Знаю, знаю! Вы скажете, что надо было начинать с математики. Вы показываете инопланетянину, что дважды два четыре. Затем рисуете Солнечную систему и показываете на чертеже Солнце, а затем тычете пальцем на светило в небе, потом показываете на рисунке Землю и показываете на себя и на пол. Таким образом даете ему знать, что вам известно о Солнечной системе, о космосе, звездах и так далее. Затем вы вручаете ему карандаш и бумагу, чтобы он нарисовал звездную карту родного неба, свою солнечную систему и ту планету, откуда он прилетел.
Но что, если он не знает математики? Что, если выражение «два плюс два равно четырем» для него ничего ровным счетом не означает? Что, если он не умеет чертить или видеть, слышать, чувствовать и думать так, как это делаем мы?
Чтобы иметь дело с пришельцами из другого мира, надо иметь какую-то первооснову.
Но, может быть, математика не есть такая первооснова?
Чертежи также?
В этом случае надо искать что-то другое. Ведь должны же быть какие-то определенные, всеобщие, универсальные первоосновы.
Думаю, что я знаю, каковы они.
Если уж ничему другому, то этому растеньице научило меня.
Счастье — вот первооснова. И горе — первооснова. И благодарность, возможно, в чуть меньшей степени. И доброта. И, вероятно, ненависть — хотя мы с моим гостем никогда не имели с ней дела.
Быть может, братство.
Но доброта, счастье и братство — инструменты, не очень удобные в обращении, когда хотят добиться понимания по какому-то конкретному вопросу, хотя в мире растений это может быть не так.
Приближалась осень, и я начал подумывать, как устроиться с моим гостем на зиму. Разумеется, я мог бы его держать в доме, но он не любил бывать в закрытом помещении.
Как-то вечером мы сидели вдвоем на ступеньках заднего крыльца, слушая первых сверчков за сезон.
Корабль спустился бесшумно. Я заметил его только тогда, когда он оказался на уровне деревьев. Он опустился вниз и приземлился как раз между моим домом и сараем.

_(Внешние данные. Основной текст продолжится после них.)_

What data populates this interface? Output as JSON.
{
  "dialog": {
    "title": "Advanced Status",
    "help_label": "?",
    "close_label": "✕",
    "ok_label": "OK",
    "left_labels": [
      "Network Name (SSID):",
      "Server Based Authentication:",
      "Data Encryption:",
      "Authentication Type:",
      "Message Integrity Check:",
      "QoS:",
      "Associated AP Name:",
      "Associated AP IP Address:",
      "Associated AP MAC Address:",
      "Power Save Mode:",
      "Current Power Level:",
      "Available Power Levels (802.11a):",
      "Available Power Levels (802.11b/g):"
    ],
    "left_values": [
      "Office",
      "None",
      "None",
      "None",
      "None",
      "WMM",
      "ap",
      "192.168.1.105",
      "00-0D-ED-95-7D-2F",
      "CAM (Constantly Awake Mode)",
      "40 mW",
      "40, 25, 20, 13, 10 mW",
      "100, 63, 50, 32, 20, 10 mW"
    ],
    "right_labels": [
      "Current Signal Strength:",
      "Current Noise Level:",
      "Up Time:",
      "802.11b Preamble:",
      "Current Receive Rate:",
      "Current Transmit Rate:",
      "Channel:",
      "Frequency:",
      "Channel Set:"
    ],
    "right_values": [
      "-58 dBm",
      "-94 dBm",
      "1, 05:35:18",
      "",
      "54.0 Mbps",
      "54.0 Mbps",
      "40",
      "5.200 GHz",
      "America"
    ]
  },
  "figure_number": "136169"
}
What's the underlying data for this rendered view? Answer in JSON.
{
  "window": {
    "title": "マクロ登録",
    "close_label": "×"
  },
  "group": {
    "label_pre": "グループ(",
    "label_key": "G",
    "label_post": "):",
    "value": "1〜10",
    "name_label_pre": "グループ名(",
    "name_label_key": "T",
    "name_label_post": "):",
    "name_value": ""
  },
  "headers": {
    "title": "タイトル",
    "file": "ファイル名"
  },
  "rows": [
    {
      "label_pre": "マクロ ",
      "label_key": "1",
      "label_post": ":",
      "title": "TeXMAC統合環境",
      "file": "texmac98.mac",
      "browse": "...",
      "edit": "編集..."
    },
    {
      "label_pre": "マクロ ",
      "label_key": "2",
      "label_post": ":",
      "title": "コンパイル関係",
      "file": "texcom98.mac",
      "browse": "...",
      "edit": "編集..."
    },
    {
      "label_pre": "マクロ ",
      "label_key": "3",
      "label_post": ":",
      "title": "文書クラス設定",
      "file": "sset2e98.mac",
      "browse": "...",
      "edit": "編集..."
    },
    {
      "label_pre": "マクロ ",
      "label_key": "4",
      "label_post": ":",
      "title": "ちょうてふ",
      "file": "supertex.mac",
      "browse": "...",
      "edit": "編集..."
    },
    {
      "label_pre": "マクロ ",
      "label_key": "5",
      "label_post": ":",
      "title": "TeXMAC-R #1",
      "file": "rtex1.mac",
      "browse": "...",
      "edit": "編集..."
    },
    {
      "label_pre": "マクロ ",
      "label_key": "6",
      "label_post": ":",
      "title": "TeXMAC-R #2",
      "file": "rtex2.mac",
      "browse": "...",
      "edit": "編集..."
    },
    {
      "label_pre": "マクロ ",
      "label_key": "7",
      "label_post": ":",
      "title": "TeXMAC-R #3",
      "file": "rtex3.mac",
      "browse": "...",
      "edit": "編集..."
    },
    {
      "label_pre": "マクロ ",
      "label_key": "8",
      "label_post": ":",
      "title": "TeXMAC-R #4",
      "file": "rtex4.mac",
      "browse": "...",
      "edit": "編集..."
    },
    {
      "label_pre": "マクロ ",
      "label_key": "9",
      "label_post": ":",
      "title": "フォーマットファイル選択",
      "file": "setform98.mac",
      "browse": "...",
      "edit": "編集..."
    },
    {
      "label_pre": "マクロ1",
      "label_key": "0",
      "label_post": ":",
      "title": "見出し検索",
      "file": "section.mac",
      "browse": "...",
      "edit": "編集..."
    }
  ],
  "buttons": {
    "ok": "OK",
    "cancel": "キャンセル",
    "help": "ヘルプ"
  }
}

Я слегка вздрогнул, но не испугался и, кажется, не очень удивился. Где-то в глубине души я все время интересовался: неужели товарищи и собратья растеньица так и не разыщут его в конце концов?
Корабль весь светился мерцающим светом. Из него вышли три растеньица, но странная вещь — ни дверей, ни люков не было, и растеньица как бы вышли из него сквозь стены, и они снова закрылись за ними.
Мое растеньице взяло меня за руку и потянуло слегка за собой, показывая, что хочет войти вместе со мной на корабль. Чтобы успокоить меня, оно начало изливать на меня мирные успокаивающие мысли. И все время, пока это продолжалось, я слушал разговор между моим растеньицем и тремя вновь прибывшими, но улавливал только какие-то неясные обрывки их беседы, едва ли осознавая, что ведется разговор, и, уж конечно, не понимая, о чем они говорят.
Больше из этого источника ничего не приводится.